Not only was it utterly fascinating to listen to him and great to see some of his outstanding work, but I was very taken by one particular thing. Ken has documented lots of the area and community in Liverpool in which he grew up, as well as other communities in Wales, Herefordshire and other areas and his work is agreed by others far more qualified than I to be outstanding. What really took, held and inspired me was Ken himself. He commits to his work and choses what to do carefully in order to be honest to that work, but more so as a person it is obvious that he has an ability to become part of and create the work for the projects due to the way in which those he communicates and then those he shares time with react to him. This great skill to communicate, I believe, is a large part of what photography is. In the documentary field in particular the photograph is chosen as the means of communicating what you are documenting, so the quality of communication at the time of taking the images must be as important to the process as that of the final work. Listening to Ken it is clear that he is an exemplary example of this being the case.
If you’d like to see more of Ken’s work (which I discussed with a colleague as being ‘Parr plus some’) head over to his website.

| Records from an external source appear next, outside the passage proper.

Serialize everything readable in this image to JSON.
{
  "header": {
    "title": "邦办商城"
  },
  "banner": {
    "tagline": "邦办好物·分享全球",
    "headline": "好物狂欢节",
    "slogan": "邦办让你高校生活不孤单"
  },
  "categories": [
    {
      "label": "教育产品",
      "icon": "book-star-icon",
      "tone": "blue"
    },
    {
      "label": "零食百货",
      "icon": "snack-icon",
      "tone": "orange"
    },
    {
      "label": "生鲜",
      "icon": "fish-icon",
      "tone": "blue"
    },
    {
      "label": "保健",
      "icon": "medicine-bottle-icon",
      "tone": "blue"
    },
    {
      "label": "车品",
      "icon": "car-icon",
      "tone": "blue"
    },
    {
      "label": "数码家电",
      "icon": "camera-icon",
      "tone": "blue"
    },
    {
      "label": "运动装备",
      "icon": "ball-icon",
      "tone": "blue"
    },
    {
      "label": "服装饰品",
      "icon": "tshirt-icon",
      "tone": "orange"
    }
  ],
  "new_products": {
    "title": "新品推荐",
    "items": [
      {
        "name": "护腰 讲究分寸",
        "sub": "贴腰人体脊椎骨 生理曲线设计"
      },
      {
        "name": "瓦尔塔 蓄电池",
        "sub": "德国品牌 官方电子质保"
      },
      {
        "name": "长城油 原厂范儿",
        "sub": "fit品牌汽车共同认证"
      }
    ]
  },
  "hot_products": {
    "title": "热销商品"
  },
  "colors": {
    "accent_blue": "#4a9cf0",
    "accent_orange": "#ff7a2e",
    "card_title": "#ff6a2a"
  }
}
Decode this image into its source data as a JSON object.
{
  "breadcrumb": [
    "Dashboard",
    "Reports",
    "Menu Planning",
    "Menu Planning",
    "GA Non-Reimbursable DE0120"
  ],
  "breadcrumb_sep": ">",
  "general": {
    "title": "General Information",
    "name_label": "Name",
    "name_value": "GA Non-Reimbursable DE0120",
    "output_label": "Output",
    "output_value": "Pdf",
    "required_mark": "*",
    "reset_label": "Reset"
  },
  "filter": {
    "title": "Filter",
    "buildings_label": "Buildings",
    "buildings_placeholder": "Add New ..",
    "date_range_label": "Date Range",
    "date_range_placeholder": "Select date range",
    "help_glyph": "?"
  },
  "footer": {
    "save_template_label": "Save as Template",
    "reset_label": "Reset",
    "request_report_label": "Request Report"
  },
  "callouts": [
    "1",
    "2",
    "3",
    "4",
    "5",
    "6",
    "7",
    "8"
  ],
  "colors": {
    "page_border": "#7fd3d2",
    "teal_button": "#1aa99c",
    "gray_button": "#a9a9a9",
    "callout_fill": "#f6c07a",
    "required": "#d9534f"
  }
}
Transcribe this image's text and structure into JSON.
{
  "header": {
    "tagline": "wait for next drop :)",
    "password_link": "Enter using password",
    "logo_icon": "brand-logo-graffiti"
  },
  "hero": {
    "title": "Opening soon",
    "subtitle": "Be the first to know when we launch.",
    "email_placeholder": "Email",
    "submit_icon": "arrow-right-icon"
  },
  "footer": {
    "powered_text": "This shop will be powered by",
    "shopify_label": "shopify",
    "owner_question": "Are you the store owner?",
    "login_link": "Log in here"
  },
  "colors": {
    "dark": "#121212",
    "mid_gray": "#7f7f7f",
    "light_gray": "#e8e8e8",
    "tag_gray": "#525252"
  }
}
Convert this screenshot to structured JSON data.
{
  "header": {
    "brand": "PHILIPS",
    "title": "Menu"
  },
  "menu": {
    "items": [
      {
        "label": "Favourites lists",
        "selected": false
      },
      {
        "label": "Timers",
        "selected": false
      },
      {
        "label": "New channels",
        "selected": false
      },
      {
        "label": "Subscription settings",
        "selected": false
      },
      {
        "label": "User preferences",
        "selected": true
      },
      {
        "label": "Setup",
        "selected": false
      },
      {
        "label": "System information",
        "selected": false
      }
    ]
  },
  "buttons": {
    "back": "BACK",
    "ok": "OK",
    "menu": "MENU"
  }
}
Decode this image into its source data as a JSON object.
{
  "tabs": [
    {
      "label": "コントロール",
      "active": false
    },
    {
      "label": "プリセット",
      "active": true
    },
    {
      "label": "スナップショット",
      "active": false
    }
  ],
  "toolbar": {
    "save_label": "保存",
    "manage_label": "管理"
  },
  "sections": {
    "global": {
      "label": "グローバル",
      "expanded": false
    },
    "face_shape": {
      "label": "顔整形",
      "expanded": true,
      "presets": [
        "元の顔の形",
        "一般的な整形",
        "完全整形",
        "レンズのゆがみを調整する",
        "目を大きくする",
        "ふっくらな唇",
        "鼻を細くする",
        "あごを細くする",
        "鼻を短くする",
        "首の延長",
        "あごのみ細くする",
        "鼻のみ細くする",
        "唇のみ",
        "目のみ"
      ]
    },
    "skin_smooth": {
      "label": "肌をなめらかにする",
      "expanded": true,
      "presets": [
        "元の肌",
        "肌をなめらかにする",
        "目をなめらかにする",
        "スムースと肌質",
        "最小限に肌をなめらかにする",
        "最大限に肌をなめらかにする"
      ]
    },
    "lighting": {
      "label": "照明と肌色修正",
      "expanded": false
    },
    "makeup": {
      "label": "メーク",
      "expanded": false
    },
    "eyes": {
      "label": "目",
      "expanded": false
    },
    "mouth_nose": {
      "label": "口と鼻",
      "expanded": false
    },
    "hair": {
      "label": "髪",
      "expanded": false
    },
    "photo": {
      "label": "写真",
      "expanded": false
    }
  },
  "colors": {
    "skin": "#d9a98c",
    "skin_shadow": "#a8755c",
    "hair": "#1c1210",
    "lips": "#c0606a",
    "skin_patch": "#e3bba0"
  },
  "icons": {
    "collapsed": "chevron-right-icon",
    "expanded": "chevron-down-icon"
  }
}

I thought I’d write an update to explain my limited communication of late. I have had to have some surgery and so have taken time out in order to do so. I’m on the mend now and so working on some projects as I recover.
I have a number of projects on the go presently, with my work looking at Hart, some digital pieces as well as some studio work. As it’s completed I’ll post the imagery on my website and let you all know via here that it’s there. I’m looking forward to sharing a couple of the bits of work with you when it’s ready.
In the meantime I’d like to say a big thank you to the NHS for looking after me so superbly. We are incredibly fortunate in the UK to have a health care system with such dedicated and caring staff.